Over the past few weeks here at Gold Rush, we’ve talked a lot about January 29, 2026.

That was the day the character of this market changed, at least temporarily. 

Silver printed a ten-standard-deviation downside move in a single session. 

The entire precious metals complex was hit with aggressive selling pressure. 

It was the kind of volatility event that forces you to step back, reassess positioning, and respect the possibility of a deeper corrective phase.

At the time, that made sense.

Going into late January, Gold, Silver, and Platinum were historically extended from their 200-week moving averages. 

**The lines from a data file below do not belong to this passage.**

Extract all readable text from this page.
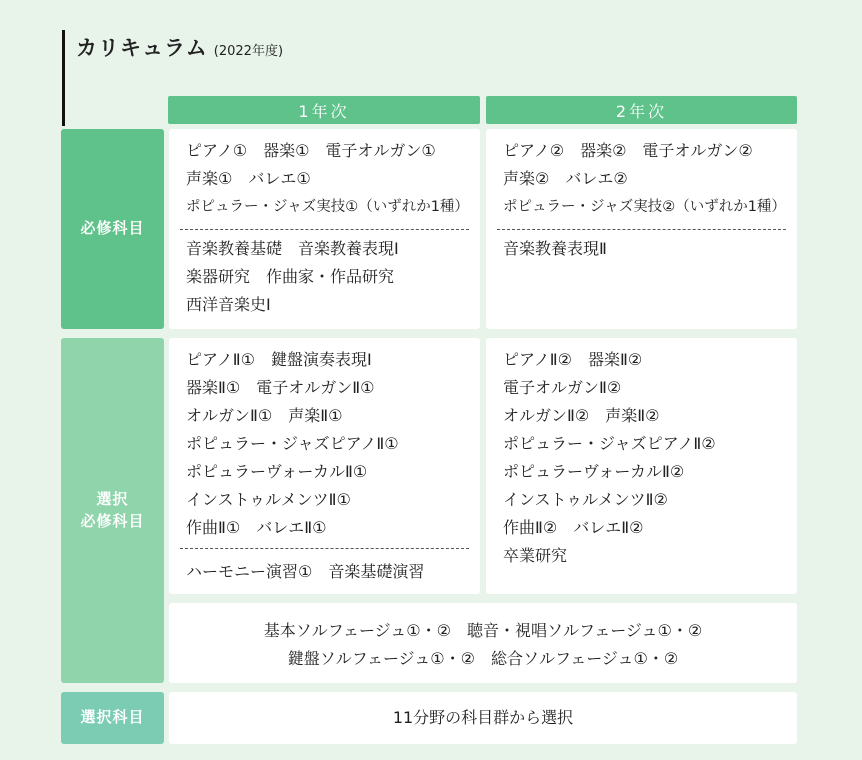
カリキュラム (2022年度)
1年次	2年次
必修科目
選択
必修科目
選択科目
ピアノ①　器楽①　電子オルガン①
声楽①　バレエ①
ポピュラー・ジャズ実技①（いずれか1種）
音楽教養基礎　音楽教養表現Ⅰ
楽器研究　作曲家・作品研究
西洋音楽史Ⅰ
ピアノ②　器楽②　電子オルガン②
声楽②　バレエ②
ポピュラー・ジャズ実技②（いずれか1種）
音楽教養表現Ⅱ
ピアノⅡ①　鍵盤演奏表現Ⅰ
器楽Ⅱ①　電子オルガンⅡ①
オルガンⅡ①　声楽Ⅱ①
ポピュラー・ジャズピアノⅡ①
ポピュラーヴォーカルⅡ①
インストゥルメンツⅡ①
作曲Ⅱ①　バレエⅡ①
ハーモニー演習①　音楽基礎演習
ピアノⅡ②　器楽Ⅱ②
電子オルガンⅡ②
オルガンⅡ②　声楽Ⅱ②
ポピュラー・ジャズピアノⅡ②
ポピュラーヴォーカルⅡ②
インストゥルメンツⅡ②
作曲Ⅱ②　バレエⅡ②
卒業研究
基本ソルフェージュ①・②　聴音・視唱ソルフェージュ①・②
鍵盤ソルフェージュ①・②　総合ソルフェージュ①・②
11分野の科目群から選択
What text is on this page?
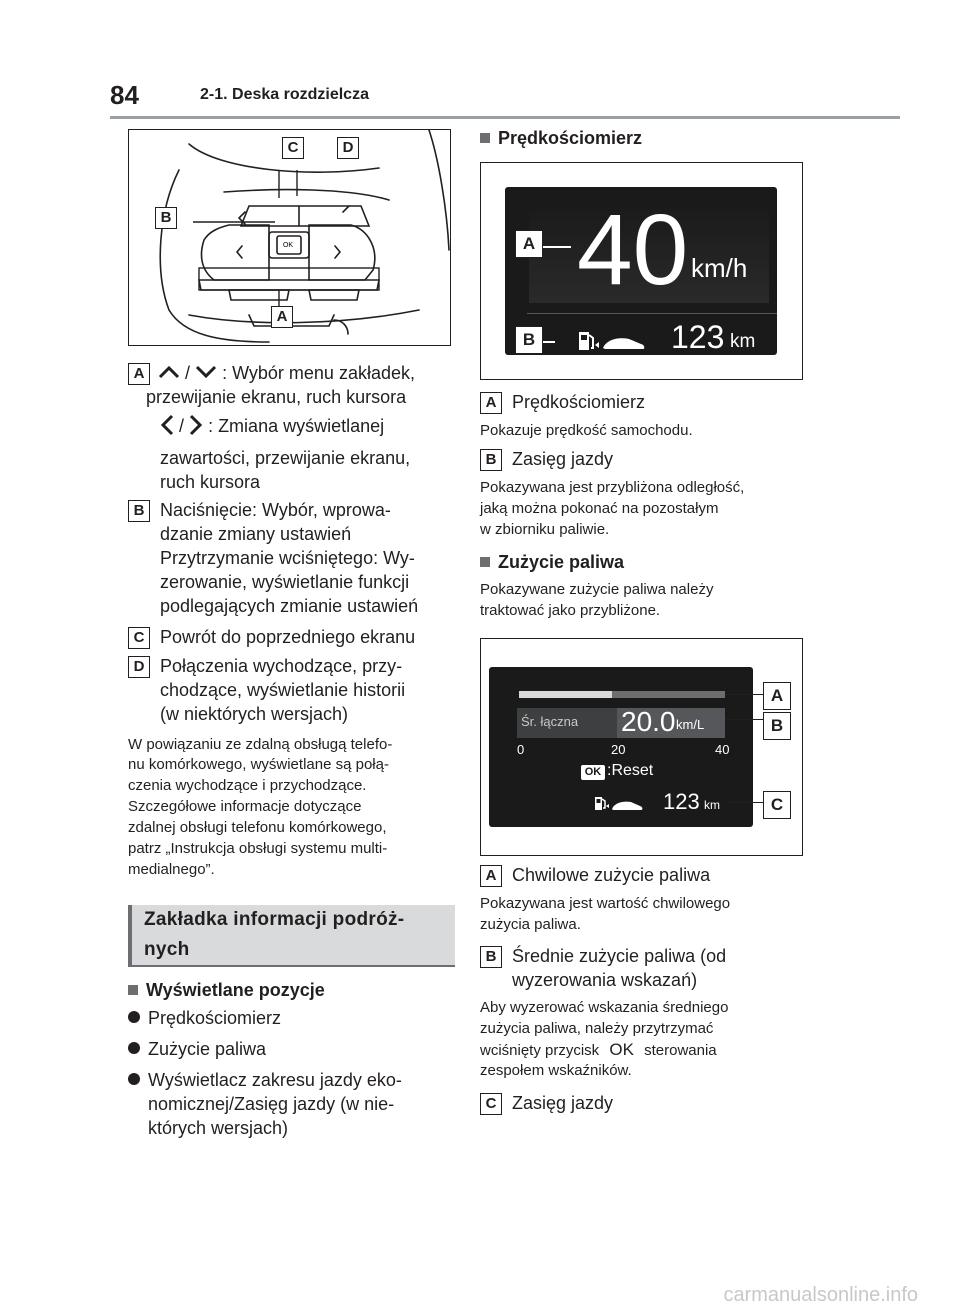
84	2-1. Deska rozdzielcza
OK
C	D
B
A
A	/ : Wybór menu zakładek,
przewijanie ekranu, ruch kursora
/ : Zmiana wyświetlanej
zawartości, przewijanie ekranu,
ruch kursora
B Naciśnięcie: Wybór, wprowa-
dzanie zmiany ustawień
Przytrzymanie wciśniętego: Wy-
zerowanie, wyświetlanie funkcji
podlegających zmianie ustawień
C Powrót do poprzedniego ekranu
D Połączenia wychodzące, przy-
chodzące, wyświetlanie historii
(w niektórych wersjach)
W powiązaniu ze zdalną obsługą telefo-
nu komórkowego, wyświetlane są połą-
czenia wychodzące i przychodzące.
Szczegółowe informacje dotyczące
zdalnej obsługi telefonu komórkowego,
patrz „Instrukcja obsługi systemu multi-
medialnego”.
Zakładka informacji podróż-
nych
Wyświetlane pozycje
Prędkościomierz
Zużycie paliwa
Wyświetlacz zakresu jazdy eko-
nomicznej/Zasięg jazdy (w nie-
których wersjach)
Prędkościomierz
40 km/h
123 km
A
B
A Prędkościomierz
Pokazuje prędkość samochodu.
B Zasięg jazdy
Pokazywana jest przybliżona odległość,
jaką można pokonać na pozostałym
w zbiorniku paliwie.
Zużycie paliwa
Pokazywane zużycie paliwa należy
traktować jako przybliżone.
Śr. łączna 20.0 km/L
0	20	40
OK :Reset
123 km
A
B
C
A Chwilowe zużycie paliwa
Pokazywana jest wartość chwilowego
zużycia paliwa.
B Średnie zużycie paliwa (od
wyzerowania wskazań)
Aby wyzerować wskazania średniego
zużycia paliwa, należy przytrzymać
wciśnięty przycisk OK sterowania
zespołem wskaźników.
C Zasięg jazdy
carmanualsonline.info
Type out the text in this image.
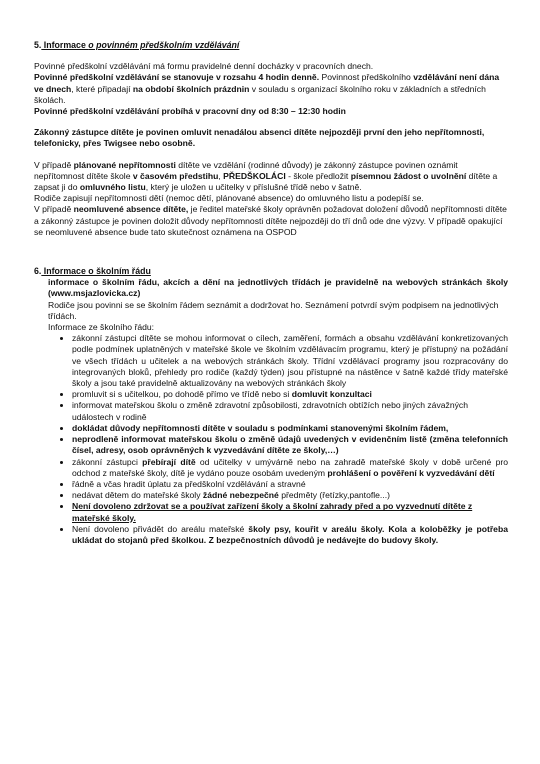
5. Informace o povinném předškolním vzdělávání

Povinné předškolní vzdělávání má formu pravidelné denní docházky v pracovních dnech.
Povinné předškolní vzdělávání se stanovuje v rozsahu 4 hodin denně. Povinnost předškolního vzdělávání není dána ve dnech, které připadají na období školních prázdnin v souladu s organizací školního roku v základních a středních školách.
Povinné předškolní vzdělávání probíhá v pracovní dny od 8:30 – 12:30 hodin

Zákonný zástupce dítěte je povinen omluvit nenadálou absenci dítěte nejpozději první den jeho nepřítomnosti, telefonicky, přes Twigsee nebo osobně.

V případě plánované nepřítomnosti dítěte ve vzdělání (rodinné důvody) je zákonný zástupce povinen oznámit nepřítomnost dítěte škole v časovém předstihu, PŘEDŠKOLÁCI - škole předložit písemnou žádost o uvolnění dítěte a zapsat ji do omluvného listu, který je uložen u učitelky v příslušné třídě nebo v šatně.

Rodiče zapisují nepřítomnosti dětí (nemoc dětí, plánované absence) do omluvného listu a podepíší se.

V případě neomluvené absence dítěte, je ředitel mateřské školy oprávněn požadovat doložení důvodů nepřítomnosti dítěte a zákonný zástupce je povinen doložit důvody nepřítomnosti dítěte nejpozději do tří dnů ode dne výzvy. V případě opakující se neomluvené absence bude tato skutečnost oznámena na OSPOD

6. Informace o školním řádu

informace o školním řádu, akcích a dění na jednotlivých třídách je pravidelně na webových stránkách školy (www.msjazlovicka.cz)

Rodiče jsou povinni se se školním řádem seznámit a dodržovat ho. Seznámení potvrdí svým podpisem na jednotlivých třídách.

Informace ze školního řádu:

• zákonní zástupci dítěte se mohou informovat o cílech, zaměření, formách a obsahu vzdělávání konkretizovaných podle podmínek uplatněných v mateřské škole ve školním vzdělávacím programu, který je přístupný na požádání ve všech třídách u učitelek a na webových stránkách školy. Třídní vzdělávací programy jsou rozpracovány do integrovaných bloků, přehledy pro rodiče (každý týden) jsou přístupné na nástěnce v šatně každé třídy mateřské školy a jsou také pravidelně aktualizovány na webových stránkách školy
• promluvit si s učitelkou, po dohodě přímo ve třídě nebo si domluvit konzultaci
• informovat mateřskou školu o změně zdravotní způsobilosti, zdravotních obtížích nebo jiných závažných událostech v rodině
• dokládat důvody nepřítomnosti dítěte v souladu s podmínkami stanovenými školním řádem,
• neprodleně informovat mateřskou školu o změně údajů uvedených v evidenčním listě (změna telefonních čísel, adresy, osob oprávněných k vyzvedávání dítěte ze školy,…)
• zákonní zástupci přebírají dítě od učitelky v umývárně nebo na zahradě mateřské školy v době určené pro odchod z mateřské školy, dítě je vydáno pouze osobám uvedeným prohlášení o pověření k vyzvedávání dětí
• řádně a včas hradit úplatu za předškolní vzdělávání a stravné
• nedávat dětem do mateřské školy žádné nebezpečné předměty (řetízky,pantofle...)
• Není dovoleno zdržovat se a používat zařízení školy a školní zahrady před a po vyzvednutí dítěte z mateřské školy.
• Není dovoleno přivádět do areálu mateřské školy psy, kouřit v areálu školy. Kola a koloběžky je potřeba ukládat do stojanů před školkou. Z bezpečnostních důvodů je nedávejte do budovy školy.
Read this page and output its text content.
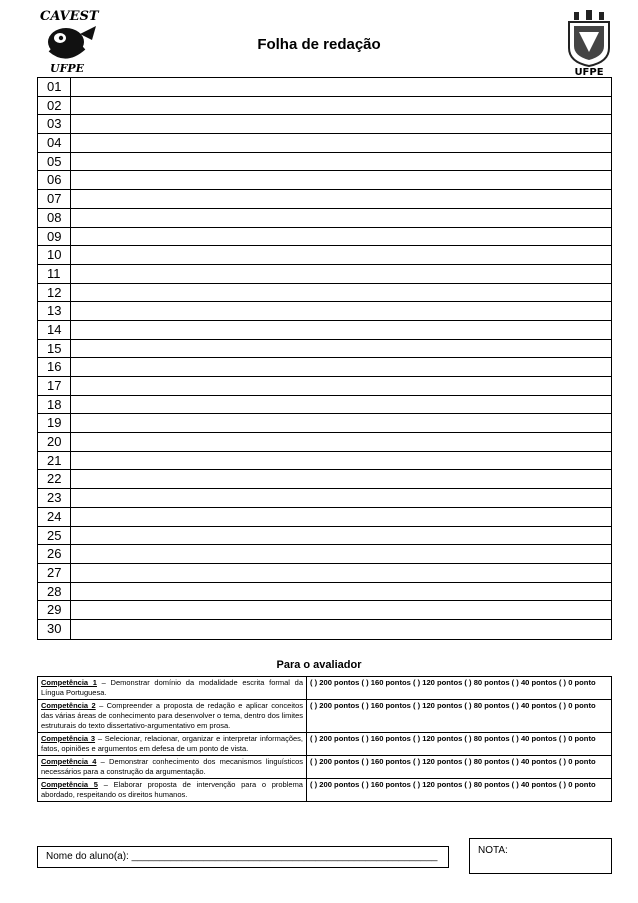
CAVEST
UFPE	UFPE
Folha de redação
01
02
03
04
05
06
07
08
09
10
11
12
13
14
15
16
17
18
19
20
21
22
23
24
25
26
27
28
29
30
Para o avaliador
Competência 1 – Demonstrar domínio da modalidade escrita formal da Língua Portuguesa.	( ) 200 pontos ( ) 160 pontos ( ) 120 pontos ( ) 80 pontos ( ) 40 pontos ( ) 0 ponto
Competência 2 – Compreender a proposta de redação e aplicar conceitos das várias áreas de conhecimento para desenvolver o tema, dentro dos limites estruturais do texto dissertativo-argumentativo em prosa.	( ) 200 pontos ( ) 160 pontos ( ) 120 pontos ( ) 80 pontos ( ) 40 pontos ( ) 0 ponto
Competência 3 – Selecionar, relacionar, organizar e interpretar informações, fatos, opiniões e argumentos em defesa de um ponto de vista.	( ) 200 pontos ( ) 160 pontos ( ) 120 pontos ( ) 80 pontos ( ) 40 pontos ( ) 0 ponto
Competência 4 – Demonstrar conhecimento dos mecanismos linguísticos necessários para a construção da argumentação.	( ) 200 pontos ( ) 160 pontos ( ) 120 pontos ( ) 80 pontos ( ) 40 pontos ( ) 0 ponto
Competência 5 – Elaborar proposta de intervenção para o problema abordado, respeitando os direitos humanos.	( ) 200 pontos ( ) 160 pontos ( ) 120 pontos ( ) 80 pontos ( ) 40 pontos ( ) 0 ponto
Nome do aluno(a): _______________________________________________________
NOTA:
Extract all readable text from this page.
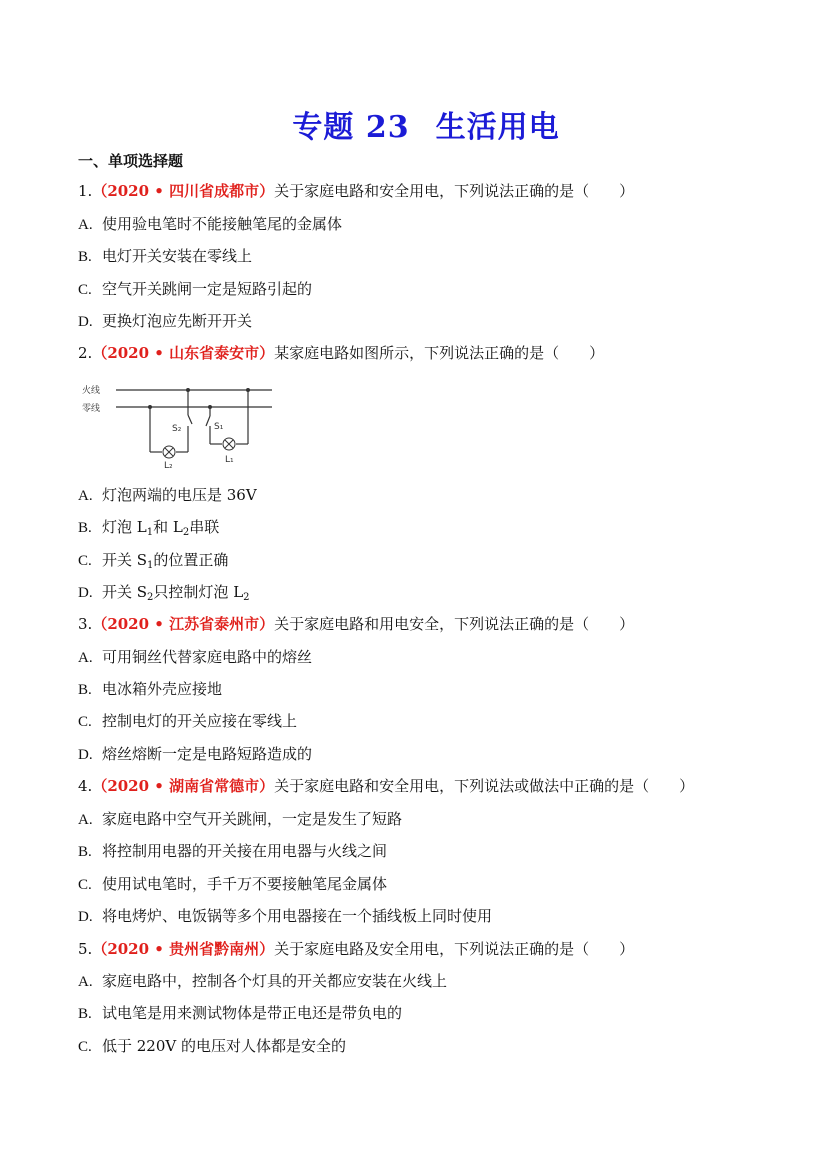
专题 23 生活用电
一、单项选择题
1.（2020 • 四川省成都市）关于家庭电路和安全用电，下列说法正确的是（　　）
A. 使用验电笔时不能接触笔尾的金属体
B. 电灯开关安装在零线上
C. 空气开关跳闸一定是短路引起的
D. 更换灯泡应先断开开关
2.（2020 • 山东省泰安市）某家庭电路如图所示，下列说法正确的是（　　）
火线
零线
S₂	S₁
L₂
L₁
A. 灯泡两端的电压是 36V
B. 灯泡 $L_1$和 $L_2$串联
C. 开关 $S_1$的位置正确
D. 开关 $S_2$只控制灯泡 $L_2$
3.（2020 • 江苏省泰州市）关于家庭电路和用电安全，下列说法正确的是（　　）
A. 可用铜丝代替家庭电路中的熔丝
B. 电冰箱外壳应接地
C. 控制电灯的开关应接在零线上
D. 熔丝熔断一定是电路短路造成的
4.（2020 • 湖南省常德市）关于家庭电路和安全用电，下列说法或做法中正确的是（　　）
A. 家庭电路中空气开关跳闸，一定是发生了短路
B. 将控制用电器的开关接在用电器与火线之间
C. 使用试电笔时，手千万不要接触笔尾金属体
D. 将电烤炉、电饭锅等多个用电器接在一个插线板上同时使用
5.（2020 • 贵州省黔南州）关于家庭电路及安全用电，下列说法正确的是（　　）
A. 家庭电路中，控制各个灯具的开关都应安装在火线上
B. 试电笔是用来测试物体是带正电还是带负电的
C. 低于 220V 的电压对人体都是安全的
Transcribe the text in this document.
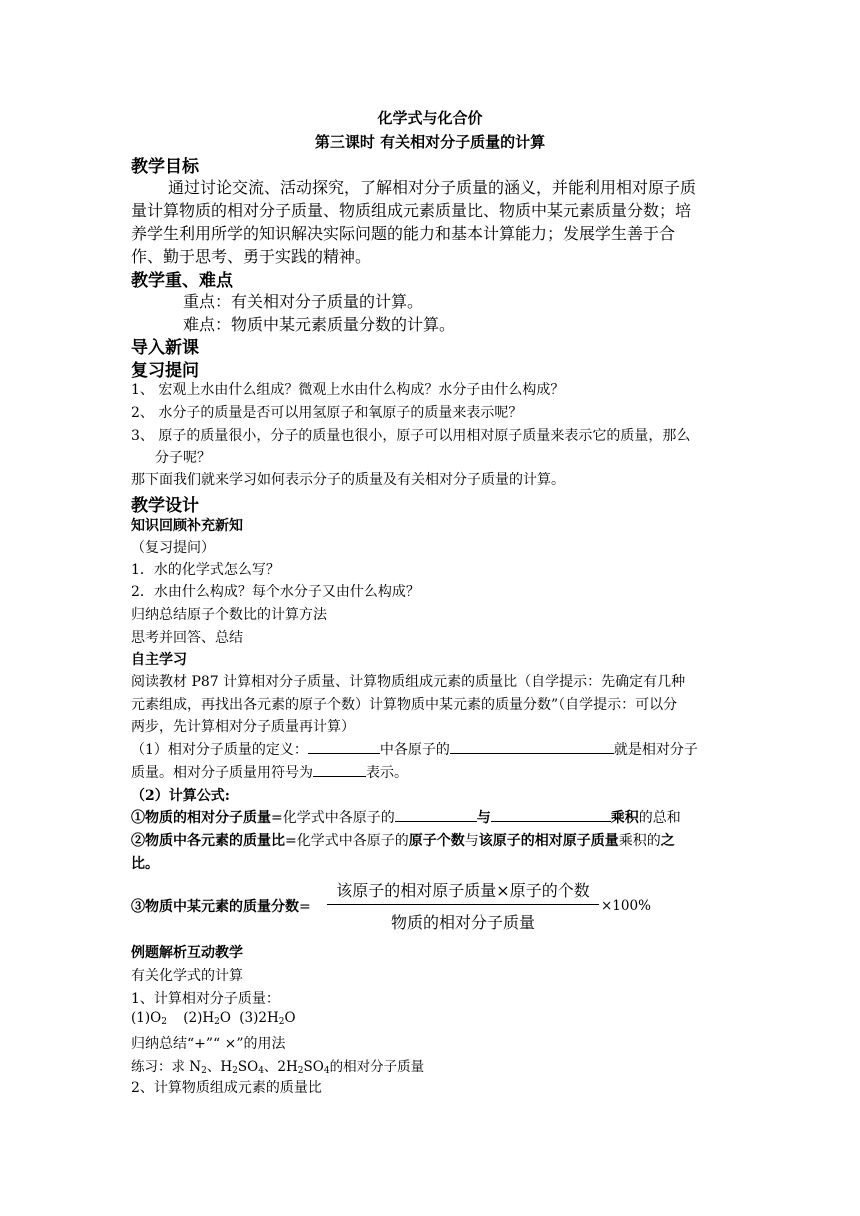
化学式与化合价
第三课时 有关相对分子质量的计算
教学目标
通过讨论交流、活动探究，了解相对分子质量的涵义，并能利用相对原子质
量计算物质的相对分子质量、物质组成元素质量比、物质中某元素质量分数；培
养学生利用所学的知识解决实际问题的能力和基本计算能力；发展学生善于合
作、勤于思考、勇于实践的精神。
教学重、难点
重点：有关相对分子质量的计算。
难点：物质中某元素质量分数的计算。
导入新课
复习提问
1、 宏观上水由什么组成？微观上水由什么构成？水分子由什么构成？
2、 水分子的质量是否可以用氢原子和氧原子的质量来表示呢？
3、 原子的质量很小，分子的质量也很小，原子可以用相对原子质量来表示它的质量，那么
分子呢？
那下面我们就来学习如何表示分子的质量及有关相对分子质量的计算。
教学设计
知识回顾补充新知
（复习提问）
1．水的化学式怎么写？
2．水由什么构成？每个水分子又由什么构成？
归纳总结原子个数比的计算方法
思考并回答、总结
自主学习
阅读教材 P87 计算相对分子质量、计算物质组成元素的质量比（自学提示：先确定有几种
元素组成，再找出各元素的原子个数）计算物质中某元素的质量分数”（自学提示：可以分
两步，先计算相对分子质量再计算）
（1）相对分子质量的定义：	中各原子的	就是相对分子
质量。相对分子质量用符号为	表示。
（2）计算公式:
①物质的相对分子质量=化学式中各原子的	与	乘积的总和
②物质中各元素的质量比=化学式中各原子的原子个数与该原子的相对原子质量乘积的之
比。
③物质中某元素的质量分数=
该原子的相对原子质量×原子的个数
物质的相对分子质量
×100%
例题解析互动教学
有关化学式的计算
1、计算相对分子质量：
$(1)O_2$ $(2)H_2O$ $(3)2H_2O$
归纳总结“+”“ ×”的用法
练习：求 $N_2$、$H_2SO_4$、$2H_2SO_4$的相对分子质量
2、计算物质组成元素的质量比
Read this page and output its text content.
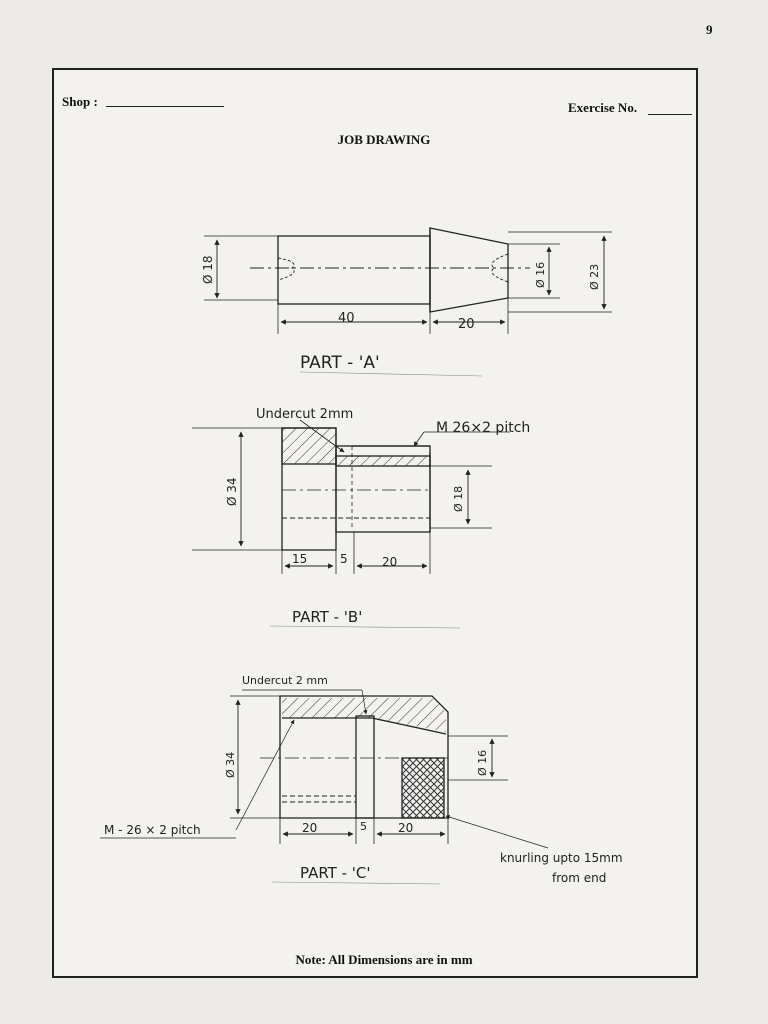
9
Shop :	Exercise No.
JOB DRAWING
Ø 18	Ø 16	Ø 23
40	20
PART - 'A'
Undercut 2mm
M 26×2 pitch
Ø 34	Ø 18
15	5	20
PART - 'B'
Undercut 2 mm
M - 26 × 2 pitch
Ø 34	Ø 16
20	5	20
PART - 'C'
knurling upto 15mm
from end
Note: All Dimensions are in mm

We had been obnoxiously bullish since March 4, 2024, and rightfully so, but trends that stretched don’t glide back to equilibrium. They snap.

And snap they did.

But here’s what’s fascinating.

Since that January 29 peak, Silver is still down roughly 20%. Gold is down about 2.5%. On the surface, that looks like damage.

Yet beneath the surface, something very different is happening.

Every major precious metals mining ETF, GDXJ, SILJ, GOEX, RING, GDX, and SIL, is positive since that same January 29 peak.

Let that sink in.

The metals corrected.

The miners did not.

What's more, the Junior Gold Miners ETF $GDXJ and the Junior Silver Miners ETF $SILJ are at the top of the leaderboard. 

This isn’t defensive positioning into mega-cap names. This is risk appetite expanding inside the precious metals complex.

That’s not what a topping process looks like...

When precious metals peak as an asset class, Gold outperforms miners. 

Capital hides in the metal. 

Risk contracts. 

And you do not see aggressive flows into the junior miners.

But that’s exactly what we’re seeing right now.